As the authorities begin to take a keener interest in our leisure time...

As the authorities begin to take a keener interest in our leisure time – see recent issues of MBY, and indeed this one, on such subjects as light dues (with the attendant threat of boat registration), compulsory passage plans, and the unearthing of all-but-unknown regulations about compulsory safety equipment (see last month) – it is reassuring to discover that we have friends in high places. Or one friend, at any rate.

The Marine Accident Investigation Branch of the Department for Transport has just published its Annual Report for 2001. In his foreword to the booklet, the departing chief inspector, Rear Admiral John Lang, summarises the Branch’s findings in their various areas of responsibility, starting off with merchant shipping, and then the fishing industry.
Of the leisure craft sector he says: “There is much to be said for the self-regulating nature of leisure craft activities in this country, and there is ample evidence to suggest that it produces competent, safety-conscious skippers and crews.

“As a form of recreation,” he continues, “going afloat under sail or power has few rivals. It should be the greatest fun and, in the risk-averse society we live in today, it is among the most effective ways of introducing adventure, self-reliance and self-discipline to the young. But such activities carry three essential prerequisites: personal responsibility, meticulous preparation and an honest appraisal of one’s limitations.

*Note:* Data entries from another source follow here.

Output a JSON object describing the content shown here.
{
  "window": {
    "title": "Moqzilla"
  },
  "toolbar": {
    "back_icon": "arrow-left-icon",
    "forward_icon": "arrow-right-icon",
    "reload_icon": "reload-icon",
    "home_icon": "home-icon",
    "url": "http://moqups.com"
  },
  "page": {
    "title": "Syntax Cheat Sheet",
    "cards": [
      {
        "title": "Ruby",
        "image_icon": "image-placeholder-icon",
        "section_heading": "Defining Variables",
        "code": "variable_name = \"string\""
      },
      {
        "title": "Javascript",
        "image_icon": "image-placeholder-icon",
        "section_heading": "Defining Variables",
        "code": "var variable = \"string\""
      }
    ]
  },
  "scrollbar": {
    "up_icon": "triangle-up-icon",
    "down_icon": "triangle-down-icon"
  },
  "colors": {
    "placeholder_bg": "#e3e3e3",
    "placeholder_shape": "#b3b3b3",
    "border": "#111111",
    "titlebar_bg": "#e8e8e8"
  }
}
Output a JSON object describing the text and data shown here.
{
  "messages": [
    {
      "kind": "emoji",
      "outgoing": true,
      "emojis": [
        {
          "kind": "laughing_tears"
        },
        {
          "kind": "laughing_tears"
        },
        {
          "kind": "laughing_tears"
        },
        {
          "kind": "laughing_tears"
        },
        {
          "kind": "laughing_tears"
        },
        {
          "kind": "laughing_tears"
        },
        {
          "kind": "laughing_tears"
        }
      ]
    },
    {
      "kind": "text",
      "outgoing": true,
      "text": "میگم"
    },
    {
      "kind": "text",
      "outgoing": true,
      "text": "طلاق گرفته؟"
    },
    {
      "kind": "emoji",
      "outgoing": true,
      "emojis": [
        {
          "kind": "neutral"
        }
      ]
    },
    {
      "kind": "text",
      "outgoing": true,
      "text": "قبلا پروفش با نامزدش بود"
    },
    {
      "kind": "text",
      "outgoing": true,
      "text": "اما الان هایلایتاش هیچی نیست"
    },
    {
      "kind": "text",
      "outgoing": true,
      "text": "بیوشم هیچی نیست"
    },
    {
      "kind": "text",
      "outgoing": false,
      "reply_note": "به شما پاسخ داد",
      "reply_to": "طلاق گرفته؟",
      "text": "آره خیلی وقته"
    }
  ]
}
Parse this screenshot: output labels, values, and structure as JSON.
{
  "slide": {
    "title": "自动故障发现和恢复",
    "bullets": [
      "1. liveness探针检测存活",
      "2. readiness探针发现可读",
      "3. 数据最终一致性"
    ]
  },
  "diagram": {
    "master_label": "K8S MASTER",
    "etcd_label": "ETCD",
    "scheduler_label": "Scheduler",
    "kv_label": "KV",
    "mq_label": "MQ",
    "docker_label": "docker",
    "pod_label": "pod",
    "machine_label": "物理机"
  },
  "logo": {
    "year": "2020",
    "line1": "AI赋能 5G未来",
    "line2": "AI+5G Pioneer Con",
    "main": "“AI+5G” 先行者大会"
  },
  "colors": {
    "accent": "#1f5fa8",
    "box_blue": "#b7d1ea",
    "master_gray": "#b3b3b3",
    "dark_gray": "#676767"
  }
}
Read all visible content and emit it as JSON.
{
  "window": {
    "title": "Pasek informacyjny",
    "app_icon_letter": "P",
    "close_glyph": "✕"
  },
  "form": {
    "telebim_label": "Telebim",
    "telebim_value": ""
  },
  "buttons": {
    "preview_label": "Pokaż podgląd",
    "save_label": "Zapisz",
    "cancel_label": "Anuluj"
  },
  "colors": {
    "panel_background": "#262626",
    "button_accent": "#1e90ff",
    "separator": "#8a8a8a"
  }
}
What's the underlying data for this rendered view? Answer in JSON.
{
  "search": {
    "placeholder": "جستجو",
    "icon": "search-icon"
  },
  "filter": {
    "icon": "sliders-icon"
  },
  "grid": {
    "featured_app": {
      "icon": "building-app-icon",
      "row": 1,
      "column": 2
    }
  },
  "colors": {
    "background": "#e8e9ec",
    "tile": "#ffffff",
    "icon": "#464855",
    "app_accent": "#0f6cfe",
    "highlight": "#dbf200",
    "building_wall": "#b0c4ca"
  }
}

“Poor preparation, or irresponsible behaviour by a few, invites adverse comments about the competence of all leisure craft users. Skippers who fail to prepare their craft and equipment properly, or who think they know it all and place themselves and their crews in danger, are likely to be the people who will have the accidents and will, ultimately, be responsible for the introduction of ever more rules and regulations.”

We couldn’t have put it better ourselves.